The rest of the Games did look like a good time and all, and there were certainly some good musicians in evidence, but I'd had my heart set on the beach ever since I came over the hill and saw the fog, so I left the park about noon and, by dead reckoning, managed to find Carmel. A good extra reed (or better, a good extra chanter, already set up) was not the only thing I had neglected to bring. . .a change of clothes would have been an admirable bit of foresight. But I did the best I could, taking off my wool socks, and my shoes, and stashing my pipes and sporran in the trunk. No doubt I still looked quite odd, if one can judge from the looks I got from a group of German tourists, as I walked down towards the beach, but. . .aw, well, it was more than worth it. I spent about an hour up to my knees in the surf shooting the photos I put up yesterday, and watching the cormorants dive. Not quite cold, but it definitely was cloudy and grey, and I was as happy as a clam. Later I found out why clams are so happy. It is because they don't have to try to work their sandy little feet into a pair of knee-high woolen socks.
I hit the road for home with the best of intentions, but the road took me through San Juan Bautista, were a handy little sign reminds you that the mission is only a mile from the highway. It was a bit after four by then, and I figured one more stop couldn't hurt, especially if it was to have a look at a mission I had never seen.
Come to find out, the blocks around the Mission are quite sightly in their own right. I don't know if it was a reconstruction project, or whether the buildings really were built down there, and for some odd reason have survived. Here's a hotel across the street from the Mission with a painted sign boasting, "Established in 1856"--and complete with hitching posts and curbside parking.
Most of the Mission had already closed for the day, but inside the church, they were getting ready for Mass. A good time to get in. . .a bad time to be wandering around snapping pictures. Indoor lighting foiled me once more, but you can get some idea of the painting on the walls and pillars below. One thing I found very interesting about this church--unlike many of the other mission churches, although it has been rebuilt, it has never been abandoned since its building in 1803.
Oh, man, I wish the lighting here had been better!
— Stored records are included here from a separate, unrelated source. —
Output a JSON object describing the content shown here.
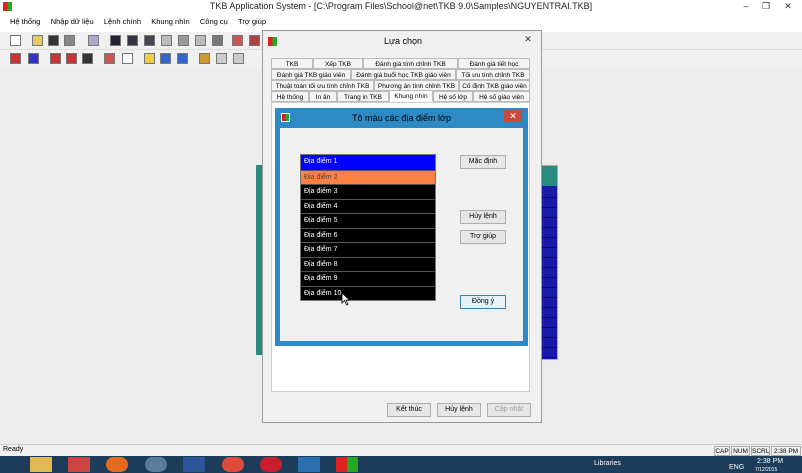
{
  "app": {
    "title": "TKB Application System - [C:\\Program Files\\School@net\\TKB 9.0\\Samples\\NGUYENTRAI.TKB]"
  },
  "menu": [
    "Hệ thống",
    "Nhập dữ liệu",
    "Lệnh chính",
    "Khung nhìn",
    "Công cụ",
    "Trợ giúp"
  ],
  "options_dialog": {
    "title": "Lựa chọn",
    "tabs_row1": [
      "TKB",
      "Xếp TKB",
      "Đánh giá tính chỉnh TKB",
      "Đánh giá tiết học"
    ],
    "tabs_row2": [
      "Đánh giá TKB giáo viên",
      "Đánh giá buổi học TKB giáo viên",
      "Tối ưu tính chỉnh TKB"
    ],
    "tabs_row3": [
      "Thuật toán tối ưu tính chỉnh TKB",
      "Phương án tính chỉnh TKB",
      "Cố định TKB giáo viên"
    ],
    "tabs_row4": [
      "Hệ thống",
      "In ấn",
      "Trang in TKB",
      "Khung nhìn",
      "Hệ số lớp",
      "Hệ số giáo viên"
    ],
    "active_tab": "Khung nhìn",
    "buttons": {
      "finish": "Kết thúc",
      "cancel": "Hủy lệnh",
      "update": "Cập nhật"
    }
  },
  "color_dialog": {
    "title": "Tô màu các địa điểm lớp",
    "items": [
      {
        "label": "Địa điểm 1",
        "color": "#0000ff"
      },
      {
        "label": "Địa điểm 2",
        "color": "#ff8040"
      },
      {
        "label": "Địa điểm 3",
        "color": "#000000"
      },
      {
        "label": "Địa điểm 4",
        "color": "#000000"
      },
      {
        "label": "Địa điểm 5",
        "color": "#000000"
      },
      {
        "label": "Địa điểm 6",
        "color": "#000000"
      },
      {
        "label": "Địa điểm 7",
        "color": "#000000"
      },
      {
        "label": "Địa điểm 8",
        "color": "#000000"
      },
      {
        "label": "Địa điểm 9",
        "color": "#000000"
      },
      {
        "label": "Địa điểm 10",
        "color": "#000000"
      }
    ],
    "buttons": {
      "default": "Mặc định",
      "cancel": "Hủy lệnh",
      "help": "Trợ giúp",
      "ok": "Đồng ý"
    }
  },
  "status": {
    "text": "Ready",
    "indicators": [
      "CAP",
      "NUM",
      "SCRL",
      "2:38 PM"
    ]
  },
  "taskbar": {
    "libraries": "Libraries",
    "lang": "ENG",
    "time": "2:38 PM",
    "date": "7/12/2015"
  }
}
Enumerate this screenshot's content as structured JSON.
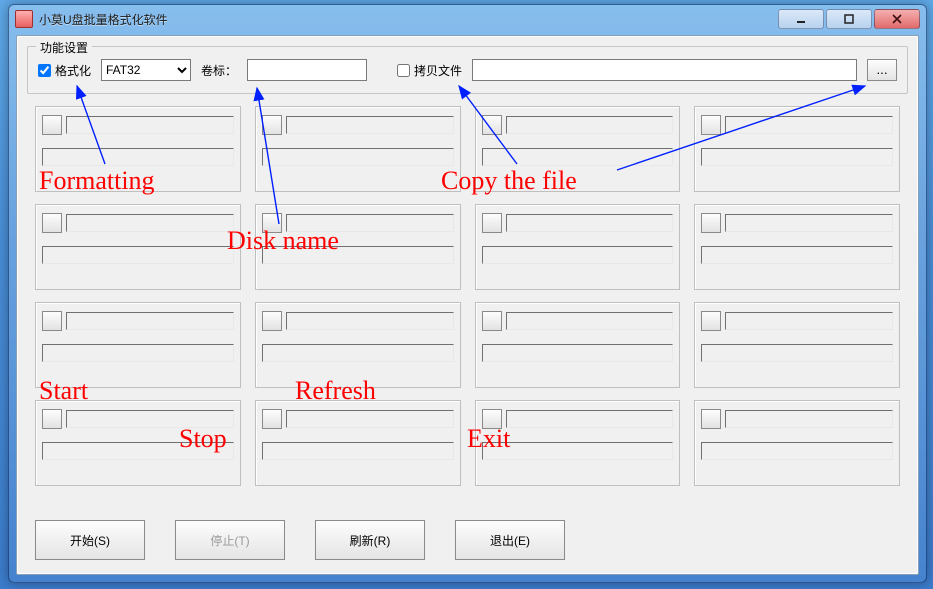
{
  "window": {
    "title": "小莫U盘批量格式化软件"
  },
  "settings": {
    "legend": "功能设置",
    "format_label": "格式化",
    "format_checked": true,
    "filesystem": "FAT32",
    "volume_label": "卷标：",
    "volume_value": "",
    "copy_label": "拷贝文件",
    "copy_checked": false,
    "path_value": "",
    "browse_label": "..."
  },
  "buttons": {
    "start": "开始(S)",
    "stop": "停止(T)",
    "refresh": "刷新(R)",
    "exit": "退出(E)"
  },
  "annotations": {
    "formatting": "Formatting",
    "diskname": "Disk name",
    "copyfile": "Copy the file",
    "start": "Start",
    "stop": "Stop",
    "refresh": "Refresh",
    "exit": "Exit"
  }
}
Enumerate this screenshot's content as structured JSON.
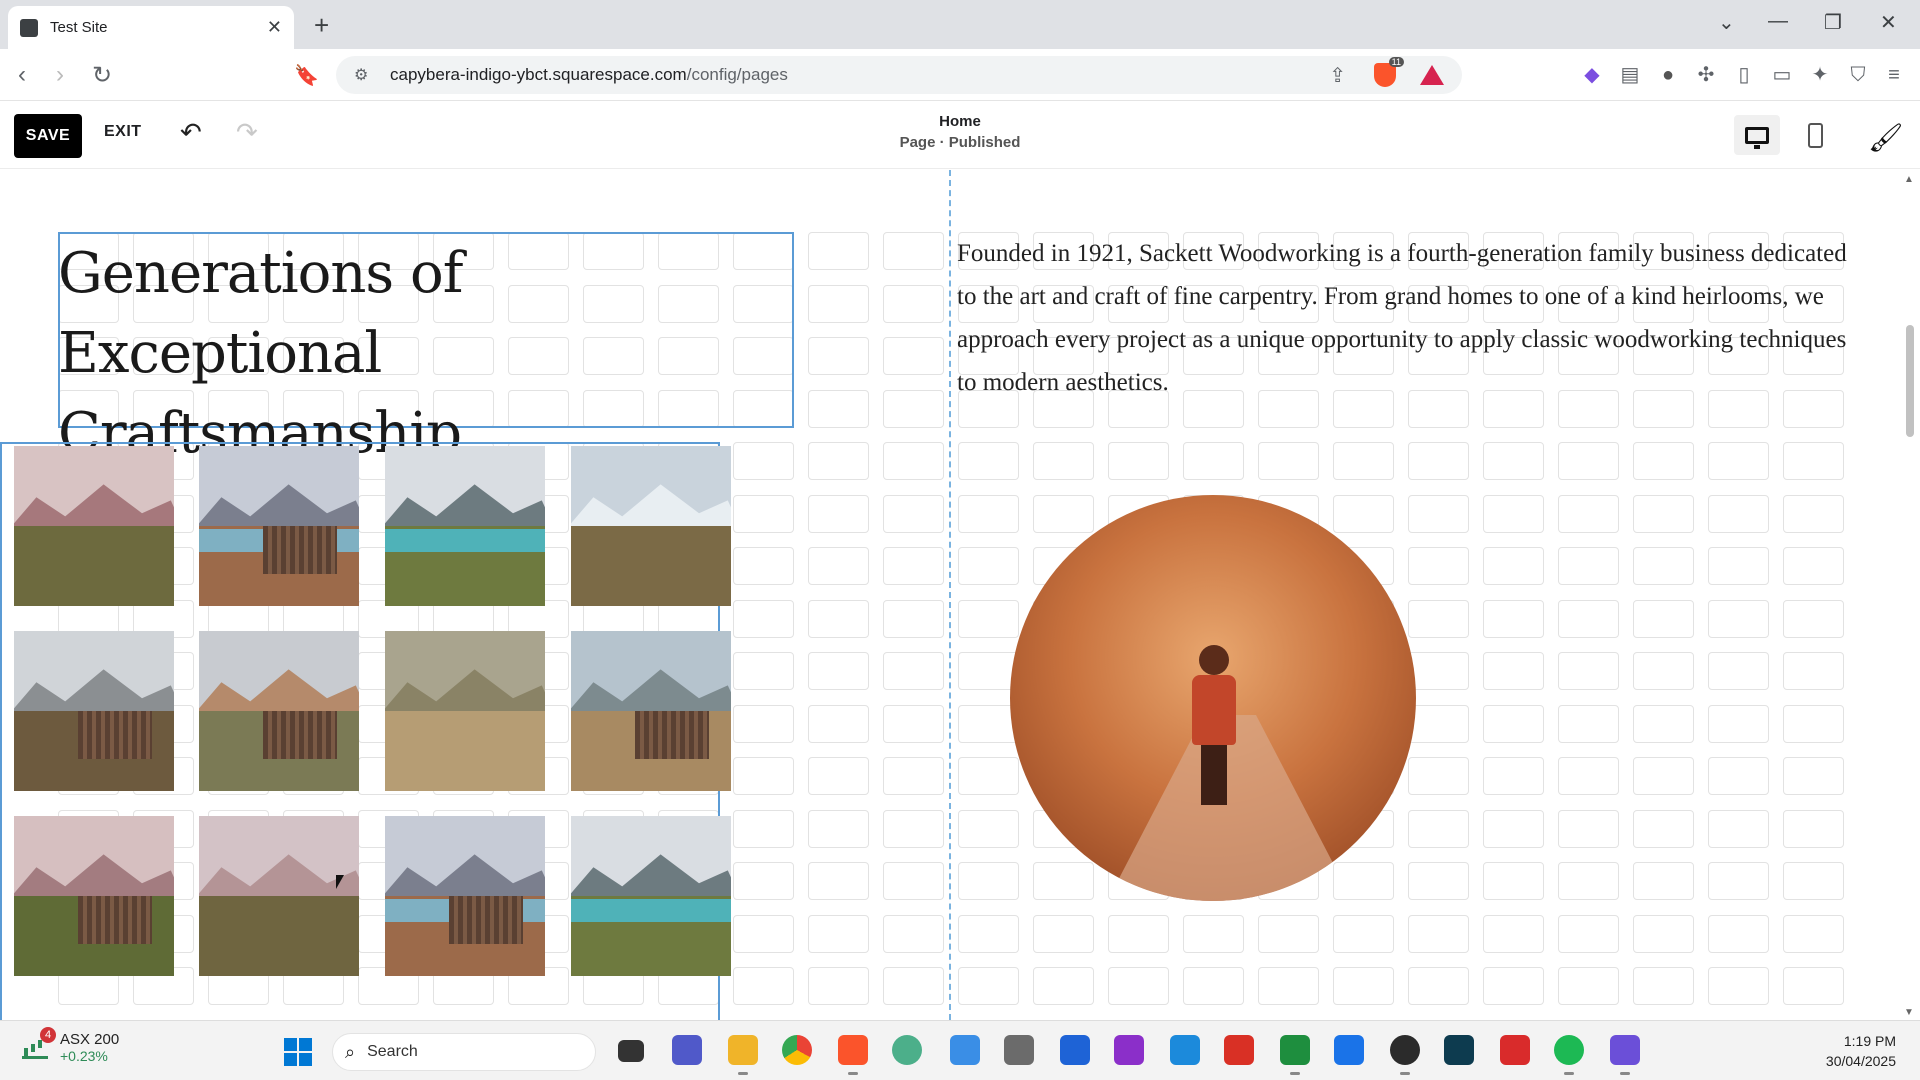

If you went out the door on the north side of the church, you would find yourself in the old graveyard. It was full of olive trees, and beyond the wall, farm fields melted into golden, cattle-dotted hills. In my mind, it is harder to find a better picture of California's soul. There was something very grand about standing in the silence with the great, sunwarmed church at your back, looking out at all the promise that was glorified in the setting sun. Does the picture show that? Well, no, that's why I had to mention it. It gave me an odd feeling, as if I were seeing something that was as old and solid as the world, but also the newest and grandest thing anyone ever saw.Olives were much in evidence all around the mission, handy for framing a distant view of the bell tower.
If I could try this one again, I'd shoot it in the morning when the sun is lighting up the garden and the church from the front, instead of falling behind the church, or tree, or whatever it was falling behind at that point. They don't stint on roses in San Juan Bautista, that's for sure!
The lighting on the other side of the bell tower was more agreeable, though it didn't favour the eaves much.